Revenons au train et à notre double incapacité de chasser en meute mais aussi de présenter un projet ferroviaire qui corresponde vraiment à l'intérêt général normand:

1) L'Etat central parisien continue de confondre les grandes lignes normandes avec des lignes de la grande banlieue parisienne: Paris-Marseille en 3 heures, ça passe avant la remise à niveau des lignes normandes qui sont les grandes lignes sans TGV les plus fréquentées de France. On le rappelle: l'archipel urbain normand est trop près de Paris pour que la vitesse commerciale optimale d'un TGV soit possible. Un train express circulant autour de 200 km/h pour une grande vitesse ferroviaire "de proximité" eut été l'idéal. Avec un inconvénient majeur: le jacobinisme technologique du cartel SNCF/Alstom s'est opposé à ce que soit perpétué l'exception technique normande après la suppression des trop bruyants, polluants et gourmands turbotrains (1969 -2004). Laurent Fabius qui a tenté vainement de défendre la LRNVS (pour: "Liaison rapide Normandie vallée de la Seine") au début des années 1990 en sait quelque chose!

2) Il faudrait que les Normands s'entendent enfin sur la meilleure façon et le meilleur endroit pour le franchissement ferroviaire de la Seine d'une rive à l'autre: le localisme clochemerleux et la division régionale n'ont pas aidé et nous ont fait perdre un temps précieux. Mais tous les gens raisonnables (sans pour autant être des experts chevronnés) qui prennent le temps d'étudier ce dossier avec sérieux et bon sens vous diront qu'en terme de rapport coût/bénéfices ou d'avantages et d'inconvénients, ce franchissement ne peut se faire qu'en aval de Rouen, dans l'estuaire avec une géographie bien plus favorable qu'un méandre encaissé (cf. le scénario C escamoté lors du débat public sur la LNPN  de l'hiver 2011):

Comme notre affaire ferroviaire normande n'est pas jugée prioritaire par le jacobinisme parisien national, qu'elle sera financé comme nos ponts, à savoir, par nous-mêmes, con-tribuables normands, l'enjeu financier sera déterminant pour éviter que le phasage technique du projet ne soit le prétexte à en différer, sine die, la réalisation intégrale...

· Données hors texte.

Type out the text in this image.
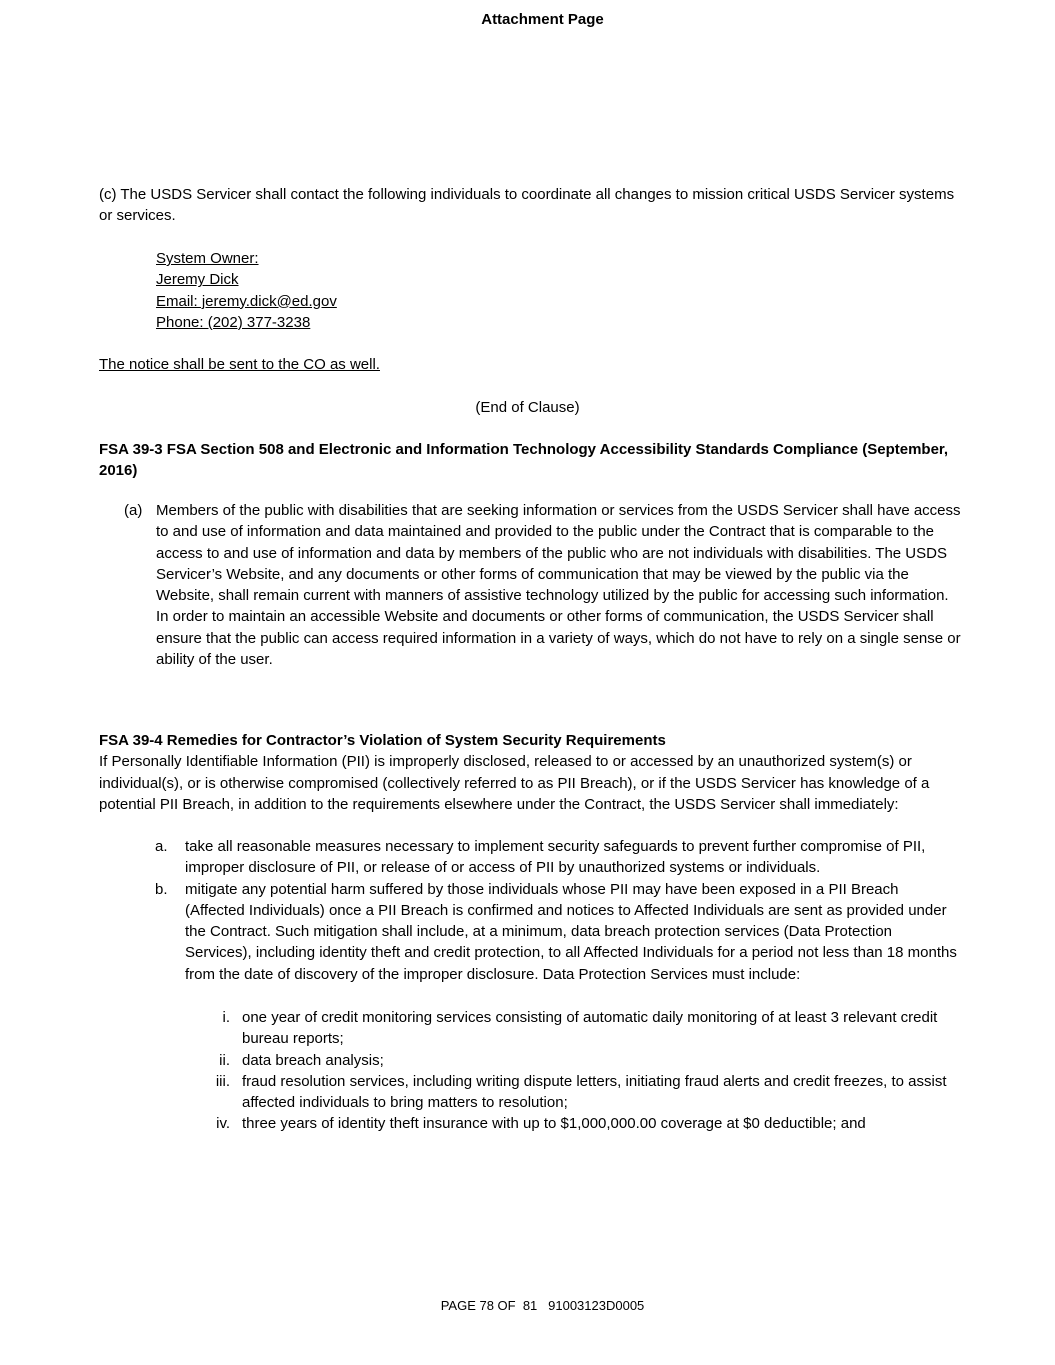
Attachment Page

(c) The USDS Servicer shall contact the following individuals to coordinate all changes to mission critical USDS Servicer systems or services.

System Owner:
Jeremy Dick
Email: jeremy.dick@ed.gov
Phone: (202) 377-3238
The notice shall be sent to the CO as well.
(End of Clause)

FSA 39-3 FSA Section 508 and Electronic and Information Technology Accessibility Standards Compliance (September, 2016)

(a) Members of the public with disabilities that are seeking information or services from the USDS Servicer shall have access to and use of information and data maintained and provided to the public under the Contract that is comparable to the access to and use of information and data by members of the public who are not individuals with disabilities. The USDS Servicer’s Website, and any documents or other forms of communication that may be viewed by the public via the Website, shall remain current with manners of assistive technology utilized by the public for accessing such information. In order to maintain an accessible Website and documents or other forms of communication, the USDS Servicer shall ensure that the public can access required information in a variety of ways, which do not have to rely on a single sense or ability of the user.

FSA 39-4 Remedies for Contractor’s Violation of System Security Requirements

If Personally Identifiable Information (PII) is improperly disclosed, released to or accessed by an unauthorized system(s) or individual(s), or is otherwise compromised (collectively referred to as PII Breach), or if the USDS Servicer has knowledge of a potential PII Breach, in addition to the requirements elsewhere under the Contract, the USDS Servicer shall immediately:

a.	take all reasonable measures necessary to implement security safeguards to prevent further compromise of PII, improper disclosure of PII, or release of or access of PII by unauthorized systems or individuals.

b.	mitigate any potential harm suffered by those individuals whose PII may have been exposed in a PII Breach (Affected Individuals) once a PII Breach is confirmed and notices to Affected Individuals are sent as provided under the Contract. Such mitigation shall include, at a minimum, data breach protection services (Data Protection Services), including identity theft and credit protection, to all Affected Individuals for a period not less than 18 months from the date of discovery of the improper disclosure. Data Protection Services must include:

i. one year of credit monitoring services consisting of automatic daily monitoring of at least 3 relevant credit bureau reports;

ii. data breach analysis;

iii. fraud resolution services, including writing dispute letters, initiating fraud alerts and credit freezes, to assist affected individuals to bring matters to resolution;

iv. three years of identity theft insurance with up to $1,000,000.00 coverage at $0 deductible; and

PAGE 78 OF  81 91003123D0005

En clair: la seule Ligne Nouvelle Paris Mantes visant à construire une ligne nouvelle entièrement réservée aux trains normands pour éviter les fameux bouchons du Mantois avec le trafic ferroviaire francilien, va coûter, au bas mot, 5 milliards d'euros. En conséquence, si les grands travaux rouennais consistant à construire une nouvelle gare sur la rive gauche à Saint-Sever couplé à un tunnel profond sous la Seine de près de 10km pour aller vers Le Havre sur la rive droite doivent en coûter autant, alors oui c'est certain, la LNPN va muer en LNPM...

Définitivement!

La Normandie est enfin réunifiée depuis le 1er janvier 2016 et Hervé Morin a démontré depuis trois ans sa capacité à porter politiquement un intérêt général normand jusque là nié ou ignoré. A n'en pas douter, l'un des grands sujets qu'il va falloir trancher sûrement et définitivement à l'occasion de la seconde mandature normande (après 2021) sera cette question du franchissement ferroviaire de la Seine dans son lieu le plus favorable et avec la solution technique la moins onéreuse, à savoir, une tranchée au fond du fleuve avec un tunnel ferroviaire réalisé avec des caissons de béton immergés entre l'amont du port du Havre et le débouché de la vallée de la Risle...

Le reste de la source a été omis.